Have bag, will travel.
The planned JHL-40 will use a helium-filled lifting envelope with both lift rotors and swivelling propulsors attached. The helium will make the aircraft neutrally buoyant, meaning that the entire rotor thrust will be available for lifting loads. This will mean greater fuel efficiency than a normal helicopter, but will avoid the problems suffered by a normal, rotorless airship on depositing a heavy cargo*. The swivelling thrusters will mean that the JHL-40 can hover with great precision, picking up and setting down loads as accurately as a crane.
According to the planned spec, the gasbag-chopper combo will be able to lift a load of forty tons and move it 200 miles without refuelling. This is twice as much load as the biggest current helicopters can manage. Boeing and SkyHook say there are companies queuing up to hire JHL-40s, excited by the prospects of much easier transport in remote or harsh-climate regions without good roads. The plan is that Boeing will build the JHL-40s and SkyHook will own and operate them.
SkyHook say that JHL actually stands for "Jess Heavy Lifter" after the company CEO Pete Jess - no relation to the US military project, Joint Heavy Lift - and claim the machine will be "the first of its kind". Those who recall the ill-fated Piasecki Heli-Stat might dispute that last bit, however. The Heli-Stat was remarkably similar to the JHL-40, but didn't have the financial muscle that Boeing will be able to provide this time around. It was made by fixing together a retired US Navy blimp and the front ends of some old Sikorsky helicopters. The JHL-40 graphics (beware - Flash) suggest a rather more polished product.

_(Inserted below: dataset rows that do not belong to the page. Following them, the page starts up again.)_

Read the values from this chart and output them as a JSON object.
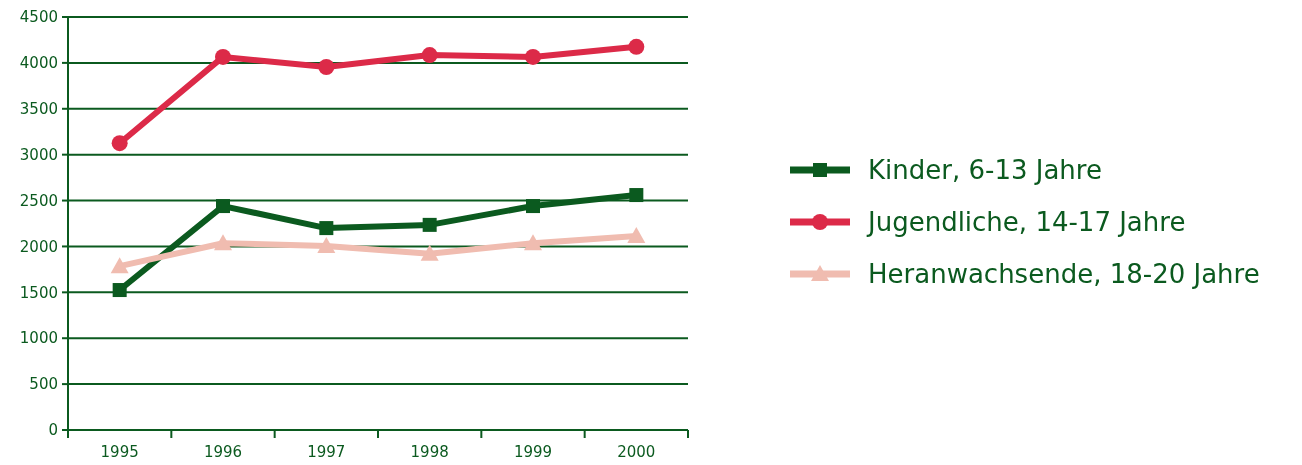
{
  "chart_data": {
    "type": "line",
    "categories": [
      "1995",
      "1996",
      "1997",
      "1998",
      "1999",
      "2000"
    ],
    "series": [
      {
        "name": "Kinder, 6-13 Jahre",
        "color": "#0b5a1f",
        "marker": "square",
        "values": [
          1525,
          2440,
          2200,
          2235,
          2440,
          2560
        ]
      },
      {
        "name": "Jugendliche, 14-17 Jahre",
        "color": "#dc2a48",
        "marker": "circle",
        "values": [
          3125,
          4065,
          3955,
          4085,
          4065,
          4175
        ]
      },
      {
        "name": "Heranwachsende, 18-20 Jahre",
        "color": "#f0bcb0",
        "marker": "triangle",
        "values": [
          1785,
          2035,
          2005,
          1920,
          2035,
          2115
        ]
      }
    ],
    "ylim": [
      0,
      4500
    ],
    "yticks": [
      0,
      500,
      1000,
      1500,
      2000,
      2500,
      3000,
      3500,
      4000,
      4500
    ],
    "grid": "y",
    "legend": "right"
  }
}
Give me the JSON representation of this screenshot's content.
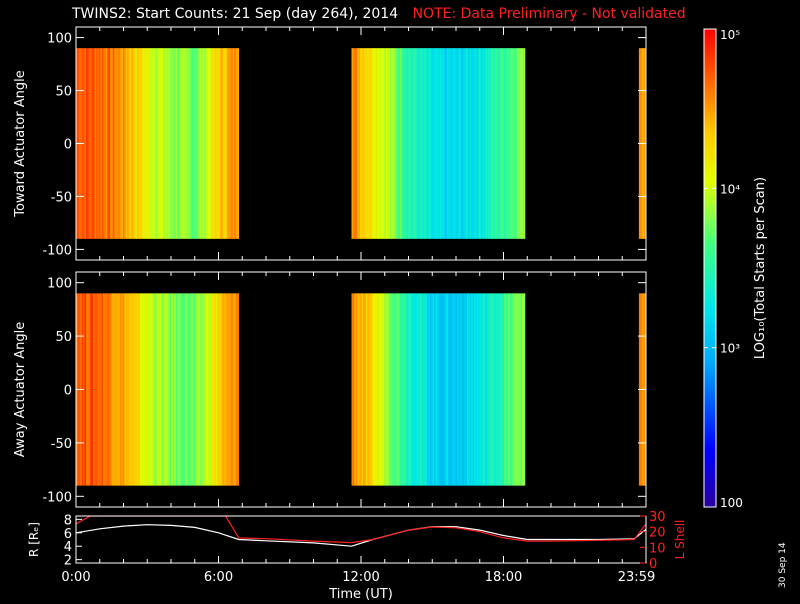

SkyHook even claims that the new blimpcopter air-cranes will even offer an environmental benefit, in that big roads for construction equipment and so forth won't need to be built - a JHL-40 could be used instead. That sounds a little suspicious, but overall it seems a nifty idea. ®
* The airship would suddenly be very positively buoyant, and would soar upwards uncontrollably. Even if the pilot refused to vent off gas, this decision would soon be taken out of his hands as "pressure height" was reached, where the expanding gas completely fills the envelope. Automatic valves would then dump the gas to prevent the ship bursting. As helium is expensive, it can't be thrown away like this every time a load is dropped off.